In September 2006, Outsell analyzed Jordan Edmiston's (JEGI) M&A data and findings which were presented at Outsell's 2006 Go! conference, spotlighting revenue multiples for information companies mostly centered around 2.5 x revenue for online information companies. JEGI's database showed EBITDA multiples of 10.3 to 17.0 for the same types of companies. Outsell noted JEGI's estimate of $300 billion in Private Equity capital looking for targets as a key reason OutSell expected the strong seller´s market to continue.
Outsell says publishers cannot escape Private Equity fueled bidding wars for mature, established information companies, as the pitch of the auctions rises to levels no longer supported by traditional M&A calculations. And if you add the inflationary pressures from Venture Capitalists and Private Equity firms, and from search giants Google, Yahoo! and MSN who have been driving up the prices for interactive marketing companies DoubleClick, RightMedia and aQuantive. Outsell expects future key acquisition targets like behavioral targeting firms Tacoda and Revenue Science to be snatched up very expensively at any moment. Perhaps the ultimate behavioural targeting firm Experian, may become a Private Equity target?
Given that B2B publishers need to transition revenues from print to online, they will not be able to outbid Private Equity firms for attractive online businesses. The result is that for many, organic growth and partnerships are becoming the only realistic options. However, organic growth, particularly in an online environment requires large capital expenditure on software licences, hardware, maintenance, skilled IT staff (where wage levels and skill shortages are rapidly forcing up costs) – all of which result in a problematic ROI. Also publishers tend to outsource these problematic areas - how many publishers actually own the printing presses to produce their print titles? So perhaps the answer for B2B publishers to grow their online businesses is to partner on a revenue share arrangement.
Convera are now partnering with a significant number of specialist B2B publishers, including UBM, Incisive Media, Nielsen, John Wiley, Centaur Media and Euromoney to create a range of vertical websites for specific professional communities. The first example of this is Searchmedica.com with UBM.
Convera have two large data centres, an extensive web spidering capability, a web index and a very experienced team who have built similar search systems for a number of US and UK Government clients. In building the deep vertical search portals, the key is to reach into the specific professional community in a number of ways. First, you can combined the trade publisher's knowledge and contacts in the profession with community appeals that engage the specific audience in a way that general search cannot, and also by taking special care to use the taxonomies common to the targeted profession in organizing search results so that the user feels more at home and among peers. Building a good vertical engine can be costly and time consuming, and getting a critical mass of users to de-Google their search habits into more specialized engines is potentially a tough sell. However, in tests with focus groups from different professional communities to test these vertical search properties against Google, the results are hugely encouraging.

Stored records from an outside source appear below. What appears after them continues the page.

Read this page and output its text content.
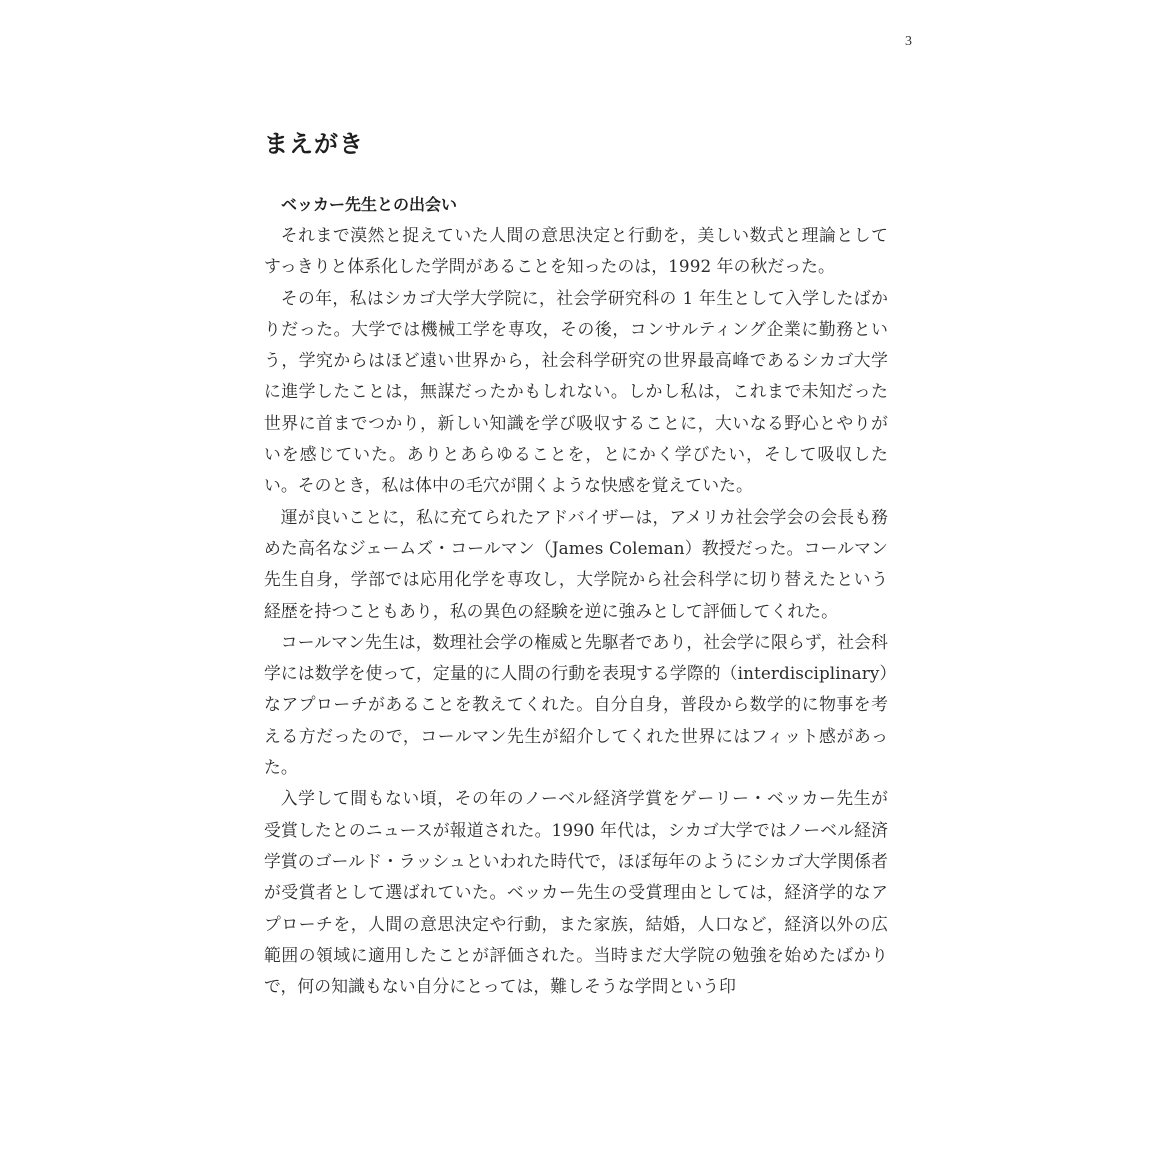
3
まえがき
ベッカー先生との出会い

それまで漠然と捉えていた人間の意思決定と行動を，美しい数式と理論としてすっきりと体系化した学問があることを知ったのは，1992 年の秋だった。

その年，私はシカゴ大学大学院に，社会学研究科の 1 年生として入学したばかりだった。大学では機械工学を専攻，その後，コンサルティング企業に勤務という，学究からはほど遠い世界から，社会科学研究の世界最高峰であるシカゴ大学に進学したことは，無謀だったかもしれない。しかし私は，これまで未知だった世界に首までつかり，新しい知識を学び吸収することに，大いなる野心とやりがいを感じていた。ありとあらゆることを，とにかく学びたい，そして吸収したい。そのとき，私は体中の毛穴が開くような快感を覚えていた。

運が良いことに，私に充てられたアドバイザーは，アメリカ社会学会の会長も務めた高名なジェームズ・コールマン（James Coleman）教授だった。コールマン先生自身，学部では応用化学を専攻し，大学院から社会科学に切り替えたという経歴を持つこともあり，私の異色の経験を逆に強みとして評価してくれた。

コールマン先生は，数理社会学の権威と先駆者であり，社会学に限らず，社会科学には数学を使って，定量的に人間の行動を表現する学際的（interdisciplinary）なアプローチがあることを教えてくれた。自分自身，普段から数学的に物事を考える方だったので，コールマン先生が紹介してくれた世界にはフィット感があった。

入学して間もない頃，その年のノーベル経済学賞をゲーリー・ベッカー先生が受賞したとのニュースが報道された。1990 年代は，シカゴ大学ではノーベル経済学賞のゴールド・ラッシュといわれた時代で，ほぼ毎年のようにシカゴ大学関係者が受賞者として選ばれていた。ベッカー先生の受賞理由としては，経済学的なアプローチを，人間の意思決定や行動，また家族，結婚，人口など，経済以外の広範囲の領域に適用したことが評価された。当時まだ大学院の勉強を始めたばかりで，何の知識もない自分にとっては，難しそうな学問という印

A number of publishers are actively assessing the potential of adding social networking to the mix in order to get professionals interacting with each other and adding weekly podcasts by industry experts on issues affecting the community – these additional services will create more community loyalty and also additional advertising and sponsorship opportunities. Typically these niche vertical communities contain 20,000+ unique and named end user professionals who are stable and affluent – ideal for publishers to monetise through sponsorships and tenancies and excellent demographics for media planners and buyers to target high value CPM campaigns.